PS. „1670” – są fajne teksty, są dłużyzny, są żarty przewidywalne ale są i zaskakujące – generalnie to pierwszy polski serial od NIE PAMIĘTAM KIEDY, który oglądam bez gęsiej skórki zażenowania. Ale jeśli chodzi o humor, to zostałam rozłożona na łopatki przez „Niebezpiecznych dżentelmenów”. Czapki z głów i mogę sypać kwiatki przed scenarzystą i reżyserem.

O GENETYCE I KULINARIACH

Dwunastego grudnia N. stwierdził, że zachowuję się zupełnie jak moja babcia. Bo jak się wchodziło do babci, to transmisja z Sejmu ryczała na cały regulator, a babcia siedziała w fotelu, robiła na drutach i używała słów niecenzuralnych. WSZYSTKO SIĘ ZGADZAŁO – z tym, że nie druty, a szydełko. Napisałam SMS-a do Zebry, bo to nasza wspólna babcia była, a ona na to, że u niej tego dnia IDENTYCZNIE – tylko babcia innych przekleństw używała, a my mamy swoje, autorskie. 

Dobrze, że już po wszystkim, bo długo bym nie pociągnęła na takich emocjach. Na co dzień mam niskie ciśnienie i mogłoby mi wywalić bezpieczniki.
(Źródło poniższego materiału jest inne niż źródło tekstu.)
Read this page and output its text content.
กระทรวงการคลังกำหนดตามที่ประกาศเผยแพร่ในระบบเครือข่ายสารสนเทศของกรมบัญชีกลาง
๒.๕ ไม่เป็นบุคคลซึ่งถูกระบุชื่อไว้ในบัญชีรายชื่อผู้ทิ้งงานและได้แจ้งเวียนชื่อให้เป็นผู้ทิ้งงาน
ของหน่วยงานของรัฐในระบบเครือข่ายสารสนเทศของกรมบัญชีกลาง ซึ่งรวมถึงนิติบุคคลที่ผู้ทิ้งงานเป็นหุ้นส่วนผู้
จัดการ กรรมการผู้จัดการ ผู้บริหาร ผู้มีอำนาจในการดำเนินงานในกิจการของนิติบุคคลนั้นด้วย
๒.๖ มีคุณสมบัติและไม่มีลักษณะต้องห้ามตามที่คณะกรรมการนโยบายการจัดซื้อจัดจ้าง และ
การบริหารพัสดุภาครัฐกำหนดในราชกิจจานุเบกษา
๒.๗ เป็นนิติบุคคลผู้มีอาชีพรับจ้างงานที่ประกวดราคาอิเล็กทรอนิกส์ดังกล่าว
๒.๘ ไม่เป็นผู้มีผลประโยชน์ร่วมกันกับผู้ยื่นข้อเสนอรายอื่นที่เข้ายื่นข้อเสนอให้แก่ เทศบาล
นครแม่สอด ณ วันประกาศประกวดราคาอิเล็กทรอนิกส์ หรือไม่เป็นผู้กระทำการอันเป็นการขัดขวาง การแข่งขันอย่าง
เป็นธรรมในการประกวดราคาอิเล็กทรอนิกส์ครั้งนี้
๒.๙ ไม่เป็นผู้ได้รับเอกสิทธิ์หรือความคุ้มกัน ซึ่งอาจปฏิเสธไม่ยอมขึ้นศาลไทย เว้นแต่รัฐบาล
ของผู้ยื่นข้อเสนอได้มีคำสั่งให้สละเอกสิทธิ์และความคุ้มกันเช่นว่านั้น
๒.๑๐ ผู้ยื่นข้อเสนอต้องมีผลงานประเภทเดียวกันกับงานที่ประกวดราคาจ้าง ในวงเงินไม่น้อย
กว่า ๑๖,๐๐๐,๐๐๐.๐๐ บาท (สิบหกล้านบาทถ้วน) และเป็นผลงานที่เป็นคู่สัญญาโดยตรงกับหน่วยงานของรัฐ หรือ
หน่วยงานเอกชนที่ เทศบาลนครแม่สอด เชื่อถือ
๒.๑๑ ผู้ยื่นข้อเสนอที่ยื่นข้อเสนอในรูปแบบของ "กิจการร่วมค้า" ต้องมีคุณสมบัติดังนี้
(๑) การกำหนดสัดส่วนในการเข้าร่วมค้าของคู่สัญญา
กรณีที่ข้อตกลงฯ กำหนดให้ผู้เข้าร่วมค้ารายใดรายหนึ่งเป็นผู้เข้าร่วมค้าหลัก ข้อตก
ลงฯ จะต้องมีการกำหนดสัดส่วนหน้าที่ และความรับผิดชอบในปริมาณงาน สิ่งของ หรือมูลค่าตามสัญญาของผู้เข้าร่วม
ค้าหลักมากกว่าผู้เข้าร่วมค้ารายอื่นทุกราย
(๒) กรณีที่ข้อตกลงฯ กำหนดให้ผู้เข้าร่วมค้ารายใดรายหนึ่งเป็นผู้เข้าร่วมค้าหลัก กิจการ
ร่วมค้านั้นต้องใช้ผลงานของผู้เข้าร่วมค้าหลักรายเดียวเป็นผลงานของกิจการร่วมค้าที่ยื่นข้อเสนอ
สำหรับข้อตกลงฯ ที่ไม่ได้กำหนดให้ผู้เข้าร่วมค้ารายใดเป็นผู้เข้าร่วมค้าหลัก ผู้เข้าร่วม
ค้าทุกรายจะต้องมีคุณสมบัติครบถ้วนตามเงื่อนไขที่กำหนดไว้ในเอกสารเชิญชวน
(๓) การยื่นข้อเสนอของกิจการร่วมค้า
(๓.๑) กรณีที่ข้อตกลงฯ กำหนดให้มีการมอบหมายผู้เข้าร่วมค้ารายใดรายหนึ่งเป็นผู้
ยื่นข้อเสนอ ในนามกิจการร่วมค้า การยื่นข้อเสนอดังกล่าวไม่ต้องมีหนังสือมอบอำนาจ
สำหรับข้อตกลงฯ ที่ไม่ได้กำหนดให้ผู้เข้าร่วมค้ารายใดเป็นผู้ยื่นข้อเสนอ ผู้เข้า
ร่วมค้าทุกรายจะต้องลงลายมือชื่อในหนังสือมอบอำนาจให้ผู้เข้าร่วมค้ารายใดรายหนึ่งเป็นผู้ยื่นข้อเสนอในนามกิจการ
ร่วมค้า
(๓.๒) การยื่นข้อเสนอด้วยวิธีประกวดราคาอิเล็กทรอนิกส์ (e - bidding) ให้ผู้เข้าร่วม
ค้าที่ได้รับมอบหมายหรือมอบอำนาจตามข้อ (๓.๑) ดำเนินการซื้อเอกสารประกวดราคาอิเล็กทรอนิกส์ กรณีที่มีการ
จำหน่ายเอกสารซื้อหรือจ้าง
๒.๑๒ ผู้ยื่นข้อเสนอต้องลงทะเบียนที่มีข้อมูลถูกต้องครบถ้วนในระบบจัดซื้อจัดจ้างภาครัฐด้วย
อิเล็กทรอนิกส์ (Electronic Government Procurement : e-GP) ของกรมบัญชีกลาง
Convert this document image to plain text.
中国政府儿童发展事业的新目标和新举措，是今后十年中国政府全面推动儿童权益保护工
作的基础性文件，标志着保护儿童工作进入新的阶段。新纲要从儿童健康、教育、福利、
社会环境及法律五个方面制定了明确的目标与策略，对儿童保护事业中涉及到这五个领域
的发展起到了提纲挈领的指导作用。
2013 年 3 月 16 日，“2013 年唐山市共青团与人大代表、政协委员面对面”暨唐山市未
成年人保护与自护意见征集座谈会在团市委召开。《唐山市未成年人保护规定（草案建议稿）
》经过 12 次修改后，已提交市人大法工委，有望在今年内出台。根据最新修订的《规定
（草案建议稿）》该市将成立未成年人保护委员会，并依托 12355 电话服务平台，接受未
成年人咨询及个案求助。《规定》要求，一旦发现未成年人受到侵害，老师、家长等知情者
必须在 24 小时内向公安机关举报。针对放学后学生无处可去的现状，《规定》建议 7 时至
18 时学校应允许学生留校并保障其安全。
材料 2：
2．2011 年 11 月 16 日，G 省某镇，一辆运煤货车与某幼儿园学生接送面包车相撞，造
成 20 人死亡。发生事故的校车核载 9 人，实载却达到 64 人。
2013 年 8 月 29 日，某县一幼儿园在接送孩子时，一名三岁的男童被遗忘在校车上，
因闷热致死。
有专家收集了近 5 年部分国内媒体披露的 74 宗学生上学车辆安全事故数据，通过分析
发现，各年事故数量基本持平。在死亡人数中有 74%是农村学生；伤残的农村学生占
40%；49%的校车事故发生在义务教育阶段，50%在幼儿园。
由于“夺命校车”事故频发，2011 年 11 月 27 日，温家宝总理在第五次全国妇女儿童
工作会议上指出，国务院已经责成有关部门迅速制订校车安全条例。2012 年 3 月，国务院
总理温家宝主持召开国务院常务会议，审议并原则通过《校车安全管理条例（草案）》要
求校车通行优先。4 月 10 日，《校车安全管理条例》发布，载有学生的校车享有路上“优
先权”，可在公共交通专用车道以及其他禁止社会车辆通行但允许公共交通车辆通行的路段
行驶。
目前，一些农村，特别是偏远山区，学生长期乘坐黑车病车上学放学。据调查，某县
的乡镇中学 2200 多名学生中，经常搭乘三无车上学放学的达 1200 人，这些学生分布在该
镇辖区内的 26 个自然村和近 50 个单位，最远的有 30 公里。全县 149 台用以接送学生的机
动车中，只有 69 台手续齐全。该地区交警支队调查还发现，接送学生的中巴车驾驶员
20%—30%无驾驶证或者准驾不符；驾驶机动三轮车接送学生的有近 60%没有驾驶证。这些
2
No i zamieniam się we własną babcię, o co nigdy bym się nie podejrzewała, bo babcia energiczna, towarzyska brunetka i na dodatek należała do partyzantki, a ja wprost przeciwnie. A jednak – co w chromosomach, to człowieka nie ominie.

Natomiast przez ostatnie kilka dni w okolicy zapanowała jakaś entuzjastyczna życzliwość, nawet tu i ówdzie słyszane były korki od szampana, tylko jeden sąsiad coś smutny chodził z nosem na kwintę. Już podejrzewaliśmy najgorsze, ale powód okazał się dość prozaiczny: otóż małżonka, przebywająca przez ostatnie trzy tygodnie w sanatorium, wróciła do domu. A tu człowiek już posmakował wolności i wiatru w żaglach, a w weekendy „wędził schab na święta” z kolegami (jeśli wiecie o co mi chodzi – mryg, mryg), i to wszystko się skończyło tak nagle. Teraz sąsiad dużo wzdycha i przebywa w garażu (dobrze, że nie ma mrozów).

Wczoraj trudny dzień od rana, ale zakończył się najlepiej jak tylko mógł: w jednej restauracji z obiadami były szare kluski. Uwielbiam szare kluski z twarogiem – jednak mam bardzo słowiański żołądek. Gdybym miała do wyboru homara i szare kluski z twarogiem – wybieram kluski (no, może przy krewetkach al ajillo bym się wahała i w końcu opędzlowała jedno i drugie). Podsumowując – dzień przyniósł same sukcesy, zarówno na płaszczyźnie międzynarodowej, jak i lokalnie gastronomicznej.

Podobno świetny seria na Netflixie rzucili i mam się nie przejmować, że polski, tylko dać mu szansę – „1670” się nazywa. A czytam bardzo niezłą książkę – też polską, „Wszystkojedność”. Spodobała mi się na tyle, że upolowałam w antykwariacie i zamówiłam sobie poprzednią książkę autora o wspaniałym tytule „Muszę kończyć, umieram”. Prawda, że zachęcający?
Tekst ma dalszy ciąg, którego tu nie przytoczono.